Il peut être observé des comportements de « bouc émissaire » ou de violence verbale dans la volonté symboliquement de « Tuer le chef ».

  • La suppression du pouvoir hiérarchique peut inciter au surinvestissement. Puisque le salarié ne peut plus se distinguer par un titre, il va rechercher la reconnaissance par son implication dans des rôles supplémentaires.
  • L’implication et l’engagement sont volontaires, ils ne sont pas ou très peu récompensés financièrement.
  • Le contrôle fait jusqu’à présent par le Manager, avec des règles bien établies, relève de l’autorégulation par les pairs. Cela devient beaucoup plus subjectif, contextuel. Il peut y avoir des pressions du collectif sur l’individu.
  • Quid des arbitrages de conflits, puisqu’il n’y a plus le Manger bienveillant pour le faire ?
  • Il peut se développer une dimension idéologique d’appartenance, de privilégier l’intérêt collectif au détriment de ses propres enjeux.
  • Quid du « dissonant », de celui qui n’est pas prêt pour un tel type de fonctionnement ? Il partira de lui-même. Mais si sa situation personnelle ne leur permet pas de changer d’entreprise ou de déménager, deviendra-il un bouc émissaire ?
  • Que ce cache-t-il derrière cette promesse de « Bonheur ? ». N’est-elle pas excessive ? Avons-nous tous besoin de rechercher le Bonheur au travail ?

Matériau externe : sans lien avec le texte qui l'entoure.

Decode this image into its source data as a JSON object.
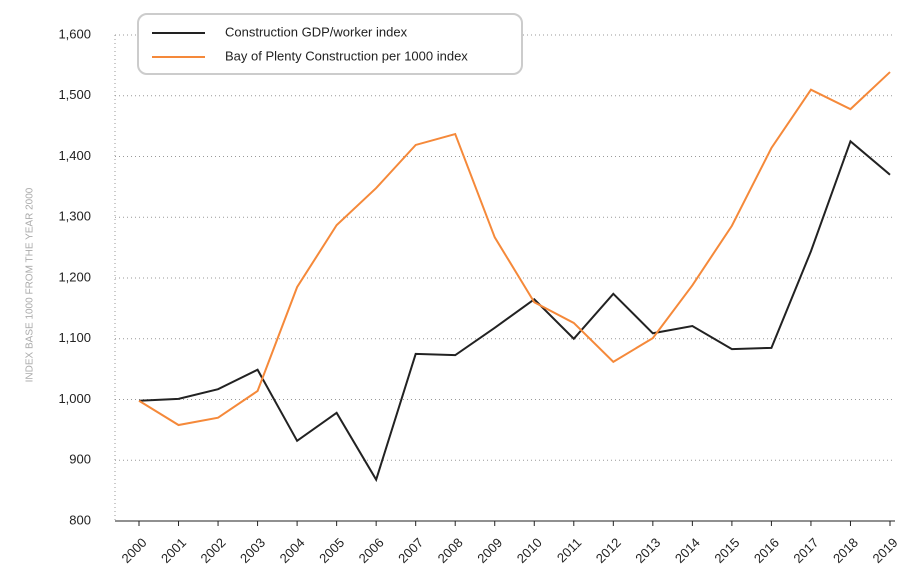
{
  "chart_data": {
    "type": "line",
    "y_label": "INDEX BASE 1000 FROM THE YEAR 2000",
    "categories": [
      "2000",
      "2001",
      "2002",
      "2003",
      "2004",
      "2005",
      "2006",
      "2007",
      "2008",
      "2009",
      "2010",
      "2011",
      "2012",
      "2013",
      "2014",
      "2015",
      "2016",
      "2017",
      "2018",
      "2019"
    ],
    "series": [
      {
        "name": "Construction GDP/worker index",
        "color": "#222222",
        "values": [
          998,
          1001,
          1017,
          1049,
          932,
          978,
          868,
          1075,
          1073,
          1118,
          1165,
          1100,
          1174,
          1109,
          1121,
          1083,
          1085,
          1244,
          1425,
          1370
        ]
      },
      {
        "name": "Bay of Plenty Construction per 1000 index",
        "color": "#f5893a",
        "values": [
          998,
          958,
          970,
          1014,
          1185,
          1287,
          1348,
          1419,
          1437,
          1267,
          1160,
          1126,
          1062,
          1101,
          1188,
          1286,
          1414,
          1510,
          1478,
          1539
        ]
      }
    ],
    "ylim": [
      800,
      1600
    ],
    "yticks": [
      800,
      900,
      {
        "value": 1000,
        "label": "1,000"
      },
      {
        "value": 1100,
        "label": "1,100"
      },
      {
        "value": 1200,
        "label": "1,200"
      },
      {
        "value": 1300,
        "label": "1,300"
      },
      {
        "value": 1400,
        "label": "1,400"
      },
      {
        "value": 1500,
        "label": "1,500"
      },
      {
        "value": 1600,
        "label": "1,600"
      }
    ],
    "grid": true,
    "legend": "top-left"
  }
}
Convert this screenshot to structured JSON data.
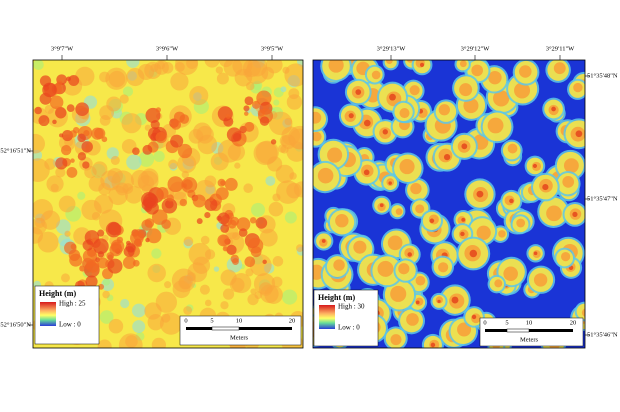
{
  "maps": [
    {
      "top_labels": [
        "3°9'7\"W",
        "3°9'6\"W",
        "3°9'5\"W"
      ],
      "side_labels": [
        "52°16'51\"N",
        "52°16'50\"N"
      ],
      "legend": {
        "title": "Height (m)",
        "high": "High : 25",
        "low": "Low : 0"
      },
      "scale_bar": {
        "ticks": [
          "0",
          "5",
          "10",
          "20"
        ],
        "unit": "Meters"
      }
    },
    {
      "top_labels": [
        "3°29'13\"W",
        "3°29'12\"W",
        "3°29'11\"W"
      ],
      "side_labels": [
        "51°35'48\"N",
        "51°35'47\"N",
        "51°35'46\"N"
      ],
      "legend": {
        "title": "Height (m)",
        "high": "High : 30",
        "low": "Low : 0"
      },
      "scale_bar": {
        "ticks": [
          "0",
          "5",
          "10",
          "20"
        ],
        "unit": "Meters"
      }
    }
  ]
}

Hélène Picard ne généralise pas ces limites à l’ensemble des « Entreprises libérées », mais observe à deux reprises les mêmes signaux d’alerte et invite à rester vigilants.

Pour conclure, dans cette mouvance de transformation des organisations, elle souligne l’importance à être particulièrement attentifs au cadre, à la dimension humaine et à la réalité de la promesse.

Il me semble également un axe de développement intéressant de présenter comment ces entreprises appréhendent les notions de Confiance et de Sens commun.

Je rajouterai que la transformation des organisations nécessite un accompagnement sur le plan individuel à l’autonomie et la responsabilité, à l’écoute et au respect de soi-même et des autres.

  • L’APSE est une association atypique réunissant sociologues praticiens, chercheurs et professionnels partageant une même conviction : mieux comprendre les situations de travail pour les transformer.